Activity 3: Tokenization, Stemming, and Lemmatizing Reversal

Here are several paragraphs from Casino Royale by Ian Fleming.

Bond looked again over his shoulder. The patron was discussing the menu with the new customer. It was a perfectly normal scene. They exchanged smiles over some item on the menu and apparently agreed that it would suit, for the patron took the card and with, Bond guessed, a final exchange about the wine, withdrew.

The man seemed to realize that he was being watched. He looked up and gazed incuriously at them for a moment. Then he reached for a brief-case on the chair beside him, extracted a newspaper, and started to read it, his elbows propped up on the table.

When the man had turned his face towards them, Bond noticed that he had a black patch over one eye. It was not tied with a tape across, the eye, but screwed in like a monocle. Otherwise he seemed a friendly middle- aged man, with dark brown hair brushed straight back and, as Bond had seen while he was talking to the patron, particularly large, white teeth.

He turned back to Vesper. ‘Really, darling.

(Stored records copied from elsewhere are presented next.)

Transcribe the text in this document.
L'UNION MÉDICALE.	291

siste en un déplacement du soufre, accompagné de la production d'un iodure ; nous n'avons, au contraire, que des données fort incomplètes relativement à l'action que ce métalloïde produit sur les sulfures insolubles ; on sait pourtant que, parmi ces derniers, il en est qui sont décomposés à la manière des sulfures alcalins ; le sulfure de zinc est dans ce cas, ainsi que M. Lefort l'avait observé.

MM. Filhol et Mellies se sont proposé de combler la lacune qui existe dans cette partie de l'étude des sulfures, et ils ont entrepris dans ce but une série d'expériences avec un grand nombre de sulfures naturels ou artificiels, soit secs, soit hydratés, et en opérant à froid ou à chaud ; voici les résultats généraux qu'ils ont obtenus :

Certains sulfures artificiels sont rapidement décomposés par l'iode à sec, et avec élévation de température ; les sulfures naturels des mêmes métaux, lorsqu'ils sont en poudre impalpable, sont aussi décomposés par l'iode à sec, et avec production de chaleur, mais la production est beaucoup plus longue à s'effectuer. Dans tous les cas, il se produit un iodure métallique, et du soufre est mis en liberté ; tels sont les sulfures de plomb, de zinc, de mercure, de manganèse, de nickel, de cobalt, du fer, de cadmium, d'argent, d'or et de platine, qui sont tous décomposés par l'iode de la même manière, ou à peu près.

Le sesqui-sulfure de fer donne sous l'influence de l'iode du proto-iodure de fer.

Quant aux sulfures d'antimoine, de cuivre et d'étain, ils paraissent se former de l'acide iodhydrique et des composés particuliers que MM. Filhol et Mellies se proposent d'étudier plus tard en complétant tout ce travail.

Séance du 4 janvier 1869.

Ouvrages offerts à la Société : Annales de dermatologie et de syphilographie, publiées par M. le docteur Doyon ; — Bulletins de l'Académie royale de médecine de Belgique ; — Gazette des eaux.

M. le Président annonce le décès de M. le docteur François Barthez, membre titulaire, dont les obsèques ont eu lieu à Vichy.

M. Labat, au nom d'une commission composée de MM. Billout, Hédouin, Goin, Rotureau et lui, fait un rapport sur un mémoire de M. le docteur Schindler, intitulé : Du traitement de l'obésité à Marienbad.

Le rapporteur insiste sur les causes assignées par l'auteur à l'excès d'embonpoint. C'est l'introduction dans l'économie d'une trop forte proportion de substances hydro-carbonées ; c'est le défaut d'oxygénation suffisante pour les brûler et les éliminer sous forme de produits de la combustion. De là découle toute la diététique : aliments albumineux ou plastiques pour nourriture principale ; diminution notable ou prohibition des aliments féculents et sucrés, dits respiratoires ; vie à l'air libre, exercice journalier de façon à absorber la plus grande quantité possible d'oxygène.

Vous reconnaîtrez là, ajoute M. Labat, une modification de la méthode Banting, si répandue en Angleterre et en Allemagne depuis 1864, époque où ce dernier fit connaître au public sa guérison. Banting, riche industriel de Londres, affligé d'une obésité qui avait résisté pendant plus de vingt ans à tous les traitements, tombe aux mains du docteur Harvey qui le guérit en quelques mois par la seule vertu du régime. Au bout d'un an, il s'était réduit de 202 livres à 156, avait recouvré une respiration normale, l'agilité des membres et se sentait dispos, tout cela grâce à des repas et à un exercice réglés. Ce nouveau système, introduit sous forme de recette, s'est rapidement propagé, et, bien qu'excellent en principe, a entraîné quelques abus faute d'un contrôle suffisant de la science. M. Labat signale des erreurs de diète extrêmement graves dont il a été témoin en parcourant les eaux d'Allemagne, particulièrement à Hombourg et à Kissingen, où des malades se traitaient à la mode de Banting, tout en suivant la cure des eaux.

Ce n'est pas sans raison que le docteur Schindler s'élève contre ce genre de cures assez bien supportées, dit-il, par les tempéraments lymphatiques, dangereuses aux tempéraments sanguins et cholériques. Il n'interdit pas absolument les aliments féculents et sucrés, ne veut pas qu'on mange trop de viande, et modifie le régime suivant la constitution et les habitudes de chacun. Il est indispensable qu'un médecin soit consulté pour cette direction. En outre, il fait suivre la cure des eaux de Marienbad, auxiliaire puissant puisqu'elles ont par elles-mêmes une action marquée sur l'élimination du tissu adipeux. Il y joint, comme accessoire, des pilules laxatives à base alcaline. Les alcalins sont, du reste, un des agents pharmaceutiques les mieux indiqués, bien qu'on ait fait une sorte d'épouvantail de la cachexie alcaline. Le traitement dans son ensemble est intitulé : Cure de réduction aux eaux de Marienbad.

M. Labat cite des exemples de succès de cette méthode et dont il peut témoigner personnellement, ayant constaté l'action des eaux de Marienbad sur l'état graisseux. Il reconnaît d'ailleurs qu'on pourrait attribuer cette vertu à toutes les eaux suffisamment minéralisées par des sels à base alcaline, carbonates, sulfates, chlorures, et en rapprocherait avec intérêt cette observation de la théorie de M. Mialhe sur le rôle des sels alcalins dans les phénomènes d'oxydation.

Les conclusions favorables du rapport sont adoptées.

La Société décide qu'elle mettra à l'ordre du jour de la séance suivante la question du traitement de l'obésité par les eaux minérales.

He looks very innocent. Are you sure he’s the same man? We can’ t expect to have this place entirely to ourselves. ‘

Vesper’s face was still a white mask. She was clutching the edge of the table with both hands. He thought she was going to faint and almost rose to come round to her, but she made a gesture to stop him. Then she reached for a glass of wine and took a deep draught. The glass rattled on her teeth, and she brought up her other hand to help. Then she put the glass down.

Use this tool:

Javascript Porter Stemmer Online

Stem the text and answer these questions:

  1. Find TWO examples of consistent stemming, meaning two or more words that appear to be stemmed using the same logic. Is there some logical pattern that you can determine?

  2. Based on the answer to #1, is there a word you can think of that doesn’t appear in the original that would still match in a search? (Hint: you’re looking for a word that would also stem back to a token which appears in the output, using the same logic you identified in #1)

  3. What happened to punctuation and whitespace? Do you think this is appropriate? Can you think of a situation in searching where punctuation and whitespace might make a difference in the query logic?

  4. What happened to capitalization? Do you think this is appropriate? Can you think of a situation in searching where capitalization might make a difference in the query logic?

Note: I understand that many of you don’t use English as your first language. I will be forgiving on specifics.